Outlook and implications
Sisi's appointment of loyalists throughout the security apparatus
clearly indicates that he is attempting to establish unquestioned
domestic control. IHS Markit assesses that he will succeed; Sisi
now has a consolidated inner circle of loyalist appointees who can
apply an unprecedented level of force when confronting any
potential opposition, lowering the scope for potential challenges
from his peers in the military.
With a consolidated and loyalist security apparatus, Sisi is more likely to undertake more expansive regional foreign policy. Improved domestic security will allow him more leeway to mediate what is likely to be a pro-Israel peace deal reportedly being proposed by the US administration, with less concern that this will risk breaking ranks with the armed forces. Egypt is likely to prioritize securing the border with Libya from infiltration by jihadist groups, and reach a meaningful accord with Ethiopia over Egypt's share of Nile water usage as the Grand Ethiopian Dam becomes increasingly operational.

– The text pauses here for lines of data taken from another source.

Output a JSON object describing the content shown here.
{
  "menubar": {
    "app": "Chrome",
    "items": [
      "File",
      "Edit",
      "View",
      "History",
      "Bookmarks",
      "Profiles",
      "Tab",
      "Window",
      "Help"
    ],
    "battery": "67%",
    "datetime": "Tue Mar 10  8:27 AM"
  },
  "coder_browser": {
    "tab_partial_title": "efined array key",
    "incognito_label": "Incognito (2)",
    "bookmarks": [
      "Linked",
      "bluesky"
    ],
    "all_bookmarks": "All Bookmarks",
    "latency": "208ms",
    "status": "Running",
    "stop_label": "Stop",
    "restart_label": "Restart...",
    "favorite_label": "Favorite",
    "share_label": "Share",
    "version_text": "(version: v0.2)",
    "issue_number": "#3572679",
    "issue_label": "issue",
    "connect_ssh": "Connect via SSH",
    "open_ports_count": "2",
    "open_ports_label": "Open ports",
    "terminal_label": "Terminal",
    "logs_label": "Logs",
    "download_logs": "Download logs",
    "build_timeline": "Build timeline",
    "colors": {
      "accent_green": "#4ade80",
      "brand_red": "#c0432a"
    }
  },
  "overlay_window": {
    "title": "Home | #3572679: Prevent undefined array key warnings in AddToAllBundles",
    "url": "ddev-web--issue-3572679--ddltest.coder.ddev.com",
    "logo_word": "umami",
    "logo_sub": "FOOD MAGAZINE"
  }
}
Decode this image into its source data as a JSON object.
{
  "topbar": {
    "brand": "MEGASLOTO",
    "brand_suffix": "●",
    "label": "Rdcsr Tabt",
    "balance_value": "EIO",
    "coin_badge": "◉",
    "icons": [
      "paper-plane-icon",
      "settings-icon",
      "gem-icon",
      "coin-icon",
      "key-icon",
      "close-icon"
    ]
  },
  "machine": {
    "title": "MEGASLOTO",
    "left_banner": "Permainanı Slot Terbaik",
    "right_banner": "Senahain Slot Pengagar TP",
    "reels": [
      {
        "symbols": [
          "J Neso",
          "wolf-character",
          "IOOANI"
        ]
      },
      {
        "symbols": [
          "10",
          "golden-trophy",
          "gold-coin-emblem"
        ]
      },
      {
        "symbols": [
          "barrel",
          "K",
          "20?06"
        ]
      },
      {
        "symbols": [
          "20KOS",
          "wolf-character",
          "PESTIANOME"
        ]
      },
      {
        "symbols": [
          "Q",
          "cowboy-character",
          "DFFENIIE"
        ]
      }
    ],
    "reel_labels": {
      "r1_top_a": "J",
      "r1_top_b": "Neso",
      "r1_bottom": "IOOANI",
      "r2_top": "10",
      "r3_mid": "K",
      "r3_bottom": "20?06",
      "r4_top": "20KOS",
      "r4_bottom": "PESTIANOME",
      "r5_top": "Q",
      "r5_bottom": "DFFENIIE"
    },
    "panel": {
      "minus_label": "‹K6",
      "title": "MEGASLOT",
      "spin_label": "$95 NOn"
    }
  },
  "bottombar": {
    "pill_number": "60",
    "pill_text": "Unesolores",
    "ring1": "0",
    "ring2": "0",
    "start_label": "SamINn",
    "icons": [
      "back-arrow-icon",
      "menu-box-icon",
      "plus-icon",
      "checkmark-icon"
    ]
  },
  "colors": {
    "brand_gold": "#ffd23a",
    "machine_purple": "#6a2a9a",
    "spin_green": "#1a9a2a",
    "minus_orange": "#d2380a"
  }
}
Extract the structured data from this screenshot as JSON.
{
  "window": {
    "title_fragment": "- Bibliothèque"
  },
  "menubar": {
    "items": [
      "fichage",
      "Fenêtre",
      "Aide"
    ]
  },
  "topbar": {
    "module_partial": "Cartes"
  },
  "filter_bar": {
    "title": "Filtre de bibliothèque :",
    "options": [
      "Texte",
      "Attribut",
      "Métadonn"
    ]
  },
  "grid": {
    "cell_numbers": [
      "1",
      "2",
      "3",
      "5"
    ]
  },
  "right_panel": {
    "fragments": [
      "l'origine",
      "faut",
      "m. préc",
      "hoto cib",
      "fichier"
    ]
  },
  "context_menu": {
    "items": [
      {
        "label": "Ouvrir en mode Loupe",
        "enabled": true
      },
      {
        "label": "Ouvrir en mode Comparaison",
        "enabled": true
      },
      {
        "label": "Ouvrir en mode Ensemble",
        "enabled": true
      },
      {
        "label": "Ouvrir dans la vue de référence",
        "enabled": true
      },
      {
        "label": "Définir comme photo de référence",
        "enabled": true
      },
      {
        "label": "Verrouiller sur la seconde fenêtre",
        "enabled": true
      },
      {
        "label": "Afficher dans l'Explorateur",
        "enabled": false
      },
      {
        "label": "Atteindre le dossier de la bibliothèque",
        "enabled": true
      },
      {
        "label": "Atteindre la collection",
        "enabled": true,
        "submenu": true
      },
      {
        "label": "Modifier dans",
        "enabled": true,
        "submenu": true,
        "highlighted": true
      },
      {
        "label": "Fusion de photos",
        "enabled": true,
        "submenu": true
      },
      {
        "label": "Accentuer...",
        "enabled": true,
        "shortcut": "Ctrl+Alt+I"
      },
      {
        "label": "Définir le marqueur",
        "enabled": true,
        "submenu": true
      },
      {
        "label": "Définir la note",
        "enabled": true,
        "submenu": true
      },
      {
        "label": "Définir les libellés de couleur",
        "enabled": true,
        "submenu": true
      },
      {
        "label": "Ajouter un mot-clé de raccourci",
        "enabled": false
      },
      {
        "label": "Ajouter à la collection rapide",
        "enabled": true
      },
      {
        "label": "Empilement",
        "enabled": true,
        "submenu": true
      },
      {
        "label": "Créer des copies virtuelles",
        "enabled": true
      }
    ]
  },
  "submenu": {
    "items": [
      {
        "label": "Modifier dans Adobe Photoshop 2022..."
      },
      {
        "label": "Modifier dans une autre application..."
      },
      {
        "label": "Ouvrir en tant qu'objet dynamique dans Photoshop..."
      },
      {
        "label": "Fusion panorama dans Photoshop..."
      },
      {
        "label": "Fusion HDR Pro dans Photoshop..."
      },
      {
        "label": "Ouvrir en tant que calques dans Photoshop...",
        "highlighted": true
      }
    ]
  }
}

Although a position of uncontested power will increase the opacity of executive decision-making, IHS Markit assesses that Sisi is extremely unlikely to deviate from his current policy priorities. The replacement of the Minister of Finance, Amr El Garhy, with his deputy, Mohamed Maait, indicates that, the government is unlikely to significantly alter the current IMF-backed program of economic restructuring to reduce the annual subsidy bill and attract FDI through the privatization of banks, and the energy and railway sectors, while seeking to implement existing plans to widen the tax base. This is particularly important if Egypt is to reduce its high levels of external debt, currently 36.7% of GDP, an increase of 62% since Sisi was elected president in 2014. Additionally, the decision to retain Tarek El Molla as Minister of Petroleum, is a positive indicator that the government's current energy strategy - intended to position Egypt as a regional energy hub - is likely to continue, focused on establishing gas import links with Israel and Cyprus in the two-year outlook.